Entre as altcoins de grande capitalização, a Solana (SOL) é cotada a US$ 73,04, com variação praticamente estável de -0,05% em 24h. O BNB, token da exchange Binance, apresenta desempenho ligeiramente positivo, subindo 0,76% para US$ 585,17. O XRP é negociado a US$ 1,08, com alta marginal de 0,02%.
- Bitcoin (BTC): US$ 63.174,70 (-0,33%) — Market cap: US$ 1,26 trilhão
- Ethereum (ETH): US$ 1.868,70 (-0,34%) — Market cap: US$ 225,5 bilhões
- Solana (SOL): US$ 73,04 (-0,05%)
- BNB: US$ 585,17 (+0,76%)
- XRP: US$ 1,08 (+0,02%)
Pressão compradora no BTC contrasta com vendas no ETH
Dados do order book da Binance revelam dinâmicas opostas entre as duas maiores criptomoedas. O Bitcoin apresenta pressão compradora dominante, com 70,6% das ordens direcionadas à compra contra 29,4% à venda, indicando demanda acumulada no lado comprador mesmo com o preço em leve queda.
Já o Ethereum mostra o movimento inverso: 69,1% das ordens são de venda contra 30,9% de compra. Esse desequilíbrio sugere cautela entre investidores institucionais e traders em relação ao ativo no curto prazo, possivelmente refletindo realocações de portfólio diante do cenário macroeconômico restritivo.
Cenário macro: Selic a 14,25% e inflação sob controle
No Brasil, a taxa Selic meta está fixada em 14,25% ao ano, nível que torna a renda fixa especialmente competitiva frente a ativos de risco como criptomoedas.
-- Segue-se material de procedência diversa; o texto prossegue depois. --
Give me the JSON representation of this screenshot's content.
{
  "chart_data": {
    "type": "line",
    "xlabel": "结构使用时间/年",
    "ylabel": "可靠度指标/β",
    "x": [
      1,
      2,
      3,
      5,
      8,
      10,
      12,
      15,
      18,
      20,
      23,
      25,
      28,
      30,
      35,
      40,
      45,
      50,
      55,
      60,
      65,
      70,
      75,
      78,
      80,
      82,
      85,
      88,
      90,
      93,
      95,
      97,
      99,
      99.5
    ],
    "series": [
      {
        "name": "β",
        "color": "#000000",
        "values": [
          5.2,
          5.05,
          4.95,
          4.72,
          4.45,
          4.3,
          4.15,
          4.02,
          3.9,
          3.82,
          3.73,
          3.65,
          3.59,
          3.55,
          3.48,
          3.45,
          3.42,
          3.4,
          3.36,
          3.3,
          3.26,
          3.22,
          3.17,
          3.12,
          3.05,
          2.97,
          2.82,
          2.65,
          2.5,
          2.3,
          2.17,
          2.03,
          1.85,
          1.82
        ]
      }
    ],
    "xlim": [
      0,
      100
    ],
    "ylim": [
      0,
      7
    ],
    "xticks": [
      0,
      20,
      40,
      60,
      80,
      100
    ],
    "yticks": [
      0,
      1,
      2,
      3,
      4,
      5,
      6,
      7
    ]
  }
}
O IPCA acumulado em 12 meses é de 1,94%, abaixo da meta, mas o Boletim Focus projeta inflação mediana de 5,12% para o fechamento de 2026.
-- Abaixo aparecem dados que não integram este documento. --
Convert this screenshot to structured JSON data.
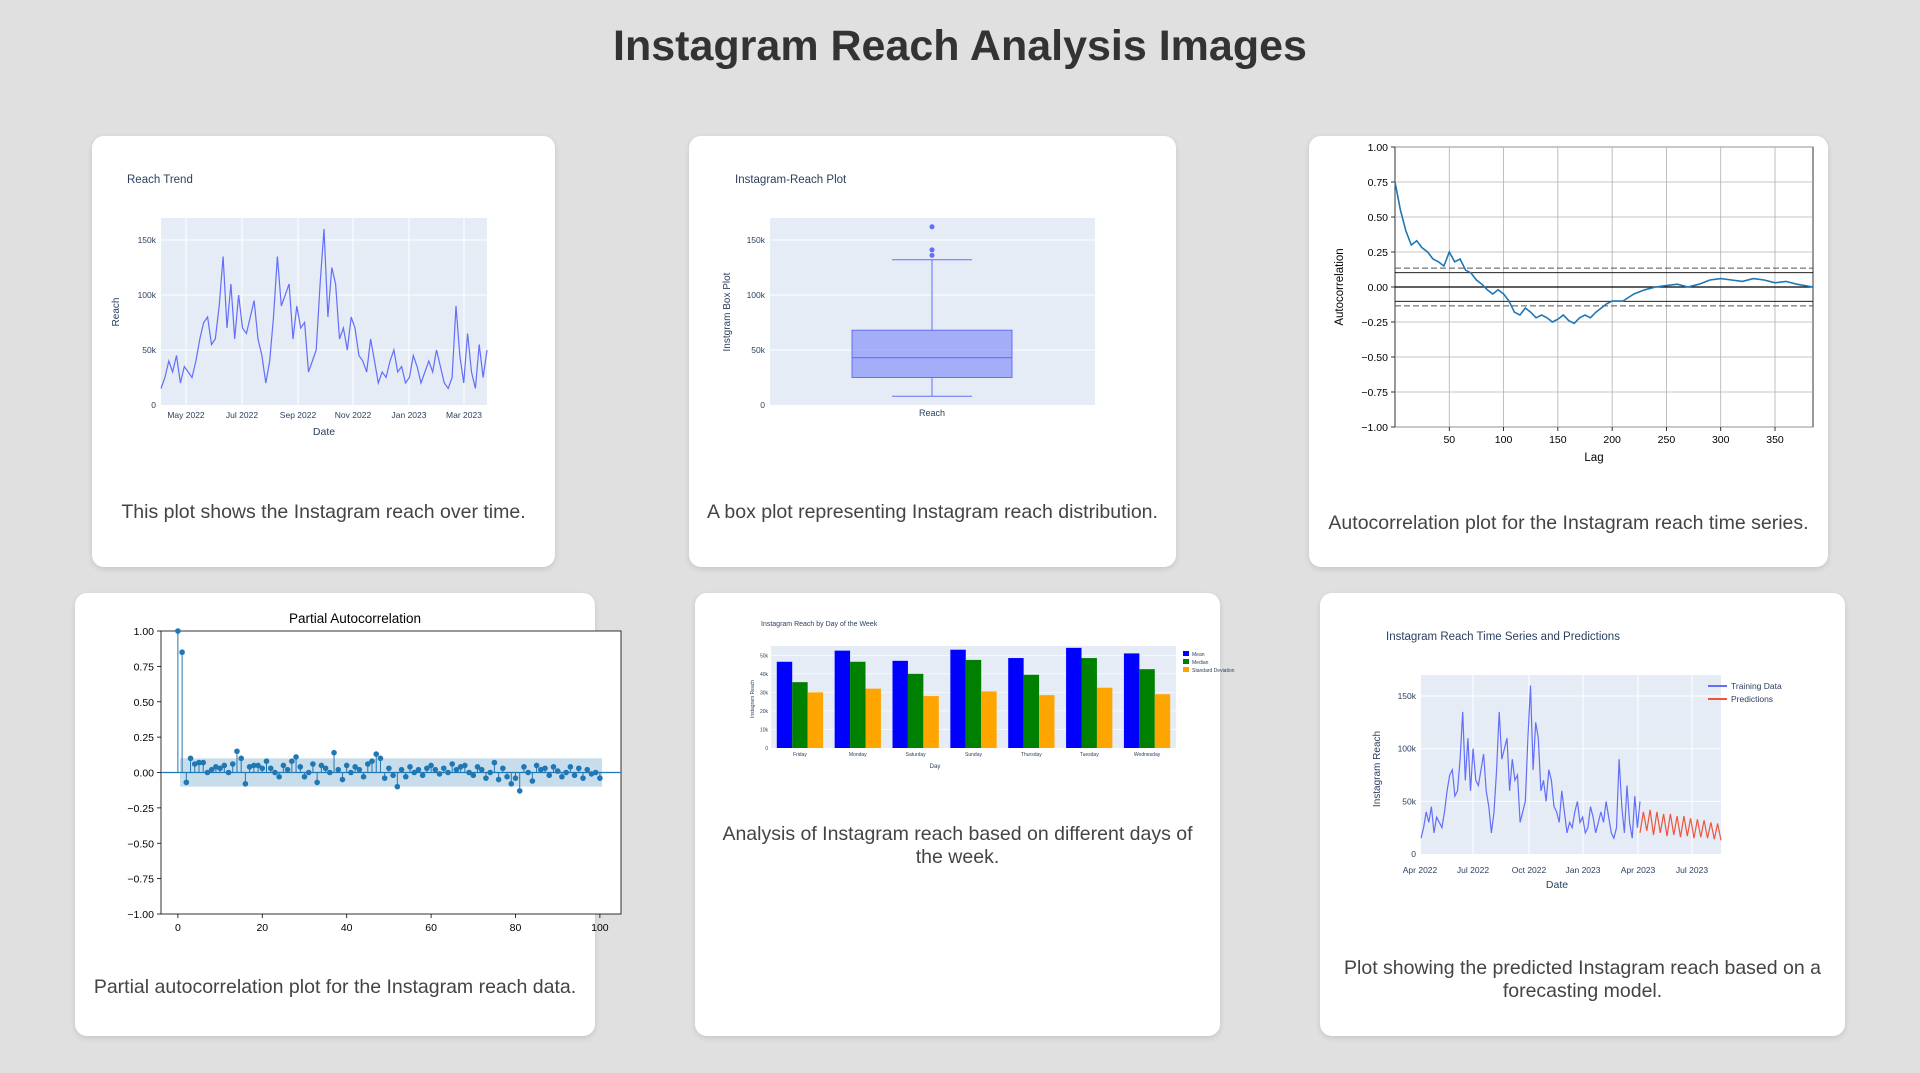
{
  "page": {
    "title": "Instagram Reach Analysis Images"
  },
  "colors": {
    "plotly_bg": "#e5ecf6",
    "plotly_line": "#636efa",
    "mpl_line": "#1f77b4",
    "prediction": "#ef553b",
    "bar_mean": "#0000ff",
    "bar_median": "#008000",
    "bar_std": "#ffa500"
  },
  "cards": [
    {
      "caption": "This plot shows the Instagram reach over time."
    },
    {
      "caption": "A box plot representing Instagram reach distribution."
    },
    {
      "caption": "Autocorrelation plot for the Instagram reach time series."
    },
    {
      "caption": "Partial autocorrelation plot for the Instagram reach data."
    },
    {
      "caption": "Analysis of Instagram reach based on different days of the week."
    },
    {
      "caption": "Plot showing the predicted Instagram reach based on a forecasting model."
    }
  ],
  "chart_data": [
    {
      "type": "line",
      "title": "Reach Trend",
      "xlabel": "Date",
      "ylabel": "Reach",
      "x_ticks": [
        "May 2022",
        "Jul 2022",
        "Sep 2022",
        "Nov 2022",
        "Jan 2023",
        "Mar 2023"
      ],
      "y_ticks": [
        "0",
        "50k",
        "100k",
        "150k"
      ],
      "ylim": [
        0,
        170000
      ],
      "series": [
        {
          "values": [
            15000,
            25000,
            40000,
            30000,
            45000,
            20000,
            35000,
            30000,
            25000,
            40000,
            60000,
            75000,
            80000,
            55000,
            60000,
            90000,
            135000,
            70000,
            110000,
            60000,
            100000,
            70000,
            65000,
            80000,
            95000,
            60000,
            45000,
            20000,
            40000,
            80000,
            135000,
            90000,
            100000,
            110000,
            60000,
            90000,
            70000,
            75000,
            30000,
            40000,
            50000,
            110000,
            160000,
            80000,
            125000,
            110000,
            60000,
            70000,
            50000,
            80000,
            70000,
            45000,
            40000,
            30000,
            60000,
            40000,
            20000,
            30000,
            25000,
            40000,
            50000,
            30000,
            35000,
            20000,
            25000,
            45000,
            35000,
            20000,
            30000,
            40000,
            30000,
            50000,
            35000,
            20000,
            15000,
            25000,
            90000,
            45000,
            20000,
            65000,
            30000,
            15000,
            55000,
            25000,
            50000
          ]
        }
      ]
    },
    {
      "type": "box",
      "title": "Instagram-Reach Plot",
      "xlabel": "Reach",
      "ylabel": "Instgram Box Plot",
      "y_ticks": [
        "0",
        "50k",
        "100k",
        "150k"
      ],
      "ylim": [
        0,
        170000
      ],
      "categories": [
        "Reach"
      ],
      "box": {
        "min": 8000,
        "q1": 25000,
        "median": 43000,
        "q3": 68000,
        "max": 132000,
        "outliers": [
          136000,
          141000,
          162000
        ]
      }
    },
    {
      "type": "line",
      "title": "",
      "xlabel": "Lag",
      "ylabel": "Autocorrelation",
      "x_ticks": [
        "50",
        "100",
        "150",
        "200",
        "250",
        "300",
        "350"
      ],
      "y_ticks": [
        "1.00",
        "0.75",
        "0.50",
        "0.25",
        "0.00",
        "−0.25",
        "−0.50",
        "−0.75",
        "−1.00"
      ],
      "xlim": [
        0,
        385
      ],
      "ylim": [
        -1,
        1
      ],
      "confidence": [
        0.102,
        0.135
      ],
      "series": [
        {
          "x": [
            0,
            5,
            10,
            15,
            20,
            25,
            30,
            35,
            40,
            45,
            50,
            55,
            60,
            65,
            70,
            75,
            80,
            85,
            90,
            95,
            100,
            105,
            110,
            115,
            120,
            125,
            130,
            135,
            140,
            145,
            150,
            155,
            160,
            165,
            170,
            175,
            180,
            185,
            190,
            195,
            200,
            210,
            220,
            230,
            240,
            250,
            260,
            270,
            280,
            290,
            300,
            310,
            320,
            330,
            340,
            350,
            360,
            370,
            385
          ],
          "values": [
            0.75,
            0.55,
            0.4,
            0.3,
            0.33,
            0.28,
            0.25,
            0.2,
            0.18,
            0.15,
            0.25,
            0.18,
            0.2,
            0.12,
            0.1,
            0.05,
            0.02,
            -0.02,
            -0.05,
            -0.02,
            -0.05,
            -0.1,
            -0.18,
            -0.2,
            -0.15,
            -0.18,
            -0.22,
            -0.2,
            -0.22,
            -0.25,
            -0.23,
            -0.2,
            -0.24,
            -0.26,
            -0.22,
            -0.2,
            -0.22,
            -0.18,
            -0.15,
            -0.12,
            -0.1,
            -0.1,
            -0.05,
            -0.02,
            0.0,
            0.01,
            0.02,
            0.0,
            0.02,
            0.05,
            0.06,
            0.05,
            0.04,
            0.06,
            0.05,
            0.03,
            0.04,
            0.02,
            0.0
          ]
        }
      ]
    },
    {
      "type": "scatter",
      "title": "Partial Autocorrelation",
      "xlabel": "",
      "ylabel": "",
      "x_ticks": [
        "0",
        "20",
        "40",
        "60",
        "80",
        "100"
      ],
      "y_ticks": [
        "1.00",
        "0.75",
        "0.50",
        "0.25",
        "0.00",
        "−0.25",
        "−0.50",
        "−0.75",
        "−1.00"
      ],
      "xlim": [
        -4,
        105
      ],
      "ylim": [
        -1,
        1
      ],
      "confidence": 0.1,
      "series": [
        {
          "values": [
            1.0,
            0.85,
            -0.07,
            0.1,
            0.06,
            0.07,
            0.07,
            0.0,
            0.02,
            0.04,
            0.03,
            0.05,
            0.0,
            0.06,
            0.15,
            0.1,
            -0.08,
            0.04,
            0.05,
            0.05,
            0.03,
            0.08,
            0.03,
            0.0,
            -0.03,
            0.05,
            0.02,
            0.08,
            0.11,
            0.04,
            -0.03,
            0.0,
            0.06,
            -0.07,
            0.05,
            0.03,
            0.0,
            0.14,
            0.02,
            -0.05,
            0.05,
            0.0,
            0.04,
            0.02,
            -0.03,
            0.06,
            0.08,
            0.13,
            0.1,
            -0.04,
            0.03,
            -0.02,
            -0.1,
            0.02,
            -0.03,
            0.04,
            0.0,
            0.02,
            -0.02,
            0.03,
            0.05,
            0.02,
            -0.01,
            0.03,
            0.0,
            0.06,
            0.02,
            0.04,
            0.05,
            0.0,
            -0.02,
            0.04,
            0.02,
            -0.04,
            0.0,
            0.07,
            -0.05,
            0.03,
            -0.03,
            -0.08,
            -0.04,
            -0.13,
            0.04,
            0.0,
            -0.06,
            0.05,
            0.02,
            0.03,
            -0.02,
            0.04,
            0.01,
            -0.03,
            0.0,
            0.04,
            -0.02,
            0.03,
            -0.04,
            0.02,
            -0.01,
            0.0,
            -0.04
          ]
        }
      ]
    },
    {
      "type": "bar",
      "title": "Instagram Reach by Day of the Week",
      "xlabel": "Day",
      "ylabel": "Instagram Reach",
      "categories": [
        "Friday",
        "Monday",
        "Saturday",
        "Sunday",
        "Thursday",
        "Tuesday",
        "Wednesday"
      ],
      "y_ticks": [
        "0",
        "10k",
        "20k",
        "30k",
        "40k",
        "50k"
      ],
      "ylim": [
        0,
        55000
      ],
      "series": [
        {
          "name": "Mean",
          "values": [
            46500,
            52500,
            47000,
            53000,
            48500,
            54000,
            51000
          ]
        },
        {
          "name": "Median",
          "values": [
            35500,
            46500,
            40000,
            47500,
            39500,
            48500,
            42500
          ]
        },
        {
          "name": "Standard Deviation",
          "values": [
            30000,
            32000,
            28000,
            30500,
            28500,
            32500,
            29000
          ]
        }
      ]
    },
    {
      "type": "line",
      "title": "Instagram Reach Time Series and Predictions",
      "xlabel": "Date",
      "ylabel": "Instagram Reach",
      "x_ticks": [
        "Apr 2022",
        "Jul 2022",
        "Oct 2022",
        "Jan 2023",
        "Apr 2023",
        "Jul 2023"
      ],
      "y_ticks": [
        "0",
        "50k",
        "100k",
        "150k"
      ],
      "ylim": [
        0,
        170000
      ],
      "series": [
        {
          "name": "Training Data",
          "values": [
            15000,
            25000,
            40000,
            30000,
            45000,
            20000,
            35000,
            30000,
            25000,
            40000,
            60000,
            75000,
            80000,
            55000,
            60000,
            90000,
            135000,
            70000,
            110000,
            60000,
            100000,
            70000,
            65000,
            80000,
            95000,
            60000,
            45000,
            20000,
            40000,
            80000,
            135000,
            90000,
            100000,
            110000,
            60000,
            90000,
            70000,
            75000,
            30000,
            40000,
            50000,
            110000,
            160000,
            80000,
            125000,
            110000,
            60000,
            70000,
            50000,
            80000,
            70000,
            45000,
            40000,
            30000,
            60000,
            40000,
            20000,
            30000,
            25000,
            40000,
            50000,
            30000,
            35000,
            20000,
            25000,
            45000,
            35000,
            20000,
            30000,
            40000,
            30000,
            50000,
            35000,
            20000,
            15000,
            25000,
            90000,
            45000,
            20000,
            65000,
            30000,
            15000,
            55000,
            25000,
            50000
          ]
        },
        {
          "name": "Predictions",
          "values": [
            20000,
            40000,
            22000,
            42000,
            18000,
            40000,
            20000,
            38000,
            17000,
            38000,
            18000,
            36000,
            16000,
            36000,
            17000,
            34000,
            15000,
            33000,
            16000,
            32000,
            15000,
            30000,
            14000,
            29000,
            13000
          ]
        }
      ]
    }
  ]
}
Para a Selic, o mercado projeta mediana de 14,0% ao ano no fechamento de 2026, indicando leve expectativa de afrouxamento monetário, mas ainda em patamar contracionista. Juros reais elevados — acima de 8% ao ano descontada a inflação projetada — continuam a drenar liquidez de ativos voláteis e a favorecer aplicações conservadoras.
Taxas de rede do Bitcoin em níveis baixos
As taxas de transação da rede Bitcoin (mempool) operam em patamares reduzidos, com a fastest fee em apenas 2 sat/vByte. Esse indicador sugere baixa congestão da rede e demanda moderada por transações on-chain, consistente com um mercado sem euforia especulativa ou movimentos atípicos de volume.
Geopolítica e o dilema do ‘ouro digital’
O ambiente de conflitos geopolíticos mencionado na cobertura do setor cria um dilema para o Bitcoin. Historicamente, o ativo é posicionado como reserva de valor descentralizada, comparável ao ouro digital. Em momentos de tensão global, parte dos investidores busca proteção no BTC, o que poderia sustentar a demanda.
Por outro lado, guerras e crises geopolíticas tendem a comprimir a liquidez global e gerar aversão ao risco generalizada, afetando negativamente ativos voláteis. O resultado líquido desse embate entre fluxos de proteção e fuga ao risco segue indefinido, com o Bitcoin operando em zona de consolidação ao redor dos US$ 63 mil.